Monday, March 19, 2007

Placerita Canyon

With gas prices ballooning lately to over $3 a gallon, we thought it wise to go birding to a place closer to home. Placerita canyon is such a place. Less than 30 miles away, it is a place we have not visited for quite sometime now. Placerita is a wooded canyon in the north side of the San Gabriel mountains in southern California.

After our Saturday morning ritual at MacDonalds (where else but in our own hometown of South Pasadena), we pessimistically drove north. Pessimistically because there was fog all over. Our fears thankfully went for naught because after a few miles the sun was already brightly shining.

There were already some volunteers sprucing up the area when we arrived. Just as soon as we parked, Cynthia was already calling out birds that were right in front us: “Juncos and House Sparrows!”

“You’re half right”, I said, “the sparrows are actually Golden-crowned”. Of course, she was already shooting away before I could even get my camera out of the Jeep. Then again the sparrows were used to people so I was able to squeeze in some shots of my own.

We moved on to the trails where we got some good looks at Acorn Woodpeckers and singing House Wrens. Further up the trail, Cynthia hushed me and said that she heard a different bird call, something she has not heard before. We stood still while Cynthia tried to locate the source of the strange new song. Soon she was yelling, “There it is! There it is!” all the while pointing to a small brown bird high up on the hillside. At first I thought it was some kind of a flycatcher a it hawked after some insect. But then…..

It has a long bill - so very unlike a flycatcher. Looking at it intently through my binoculars, going over images in my brain that will match the identity of the bird in my sights. Then it came to me. “Rock Wren!” I shouted triumphantly.

“Are you sure?, Cynthia asked trying to curb her enthusiasm since this is a rather uncommon bird. I have seen this species only once before, in Patagonia, Arizona a couple of years ago (she missed it).

“Without a doubt.” I assured her.

We both agreed that that was the highlight of the day. On our way back, we added Spotted Towhee, California Towhee and Nuttall’s Woodpecker (!) to our photo list.

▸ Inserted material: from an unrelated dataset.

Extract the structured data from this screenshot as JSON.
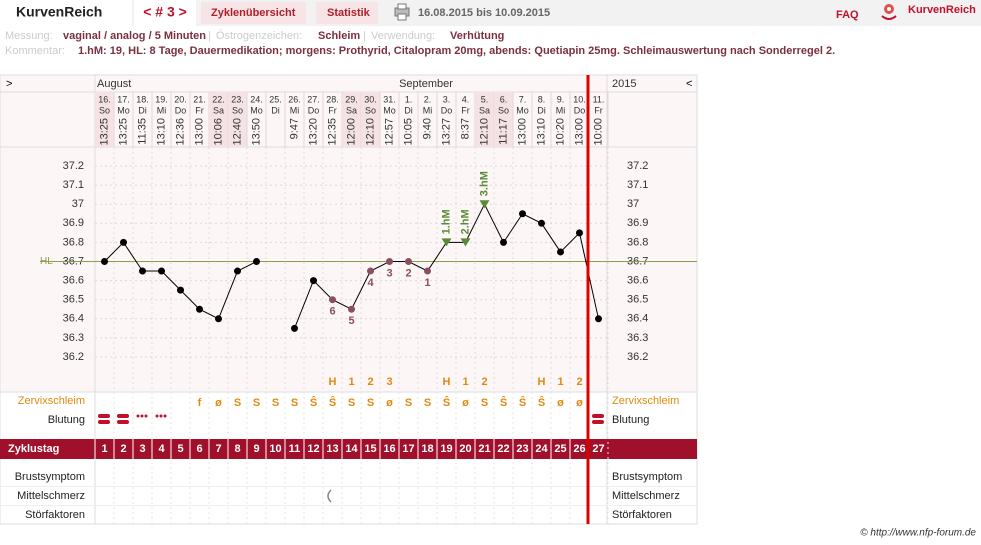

As we were leaving something deep within me, call it gut feeling, prompted me to turn right from the park exit instead of turning left which would be the way back home. When I moved to the side of the road to let the truck behind me pass, I noticed a bird perched on top of the telephone pole. I quickly grabbed Cynthia’s camera (mine was already packed and stowed at the trunk) and started shooting the juvenile Red-tailed Hawk. Perhaps it was the clicking sound of the camera but the raptor took one look at me, sized up my personality and consequently gave me the “finger”. One of them juvenile delinquents, what can I say?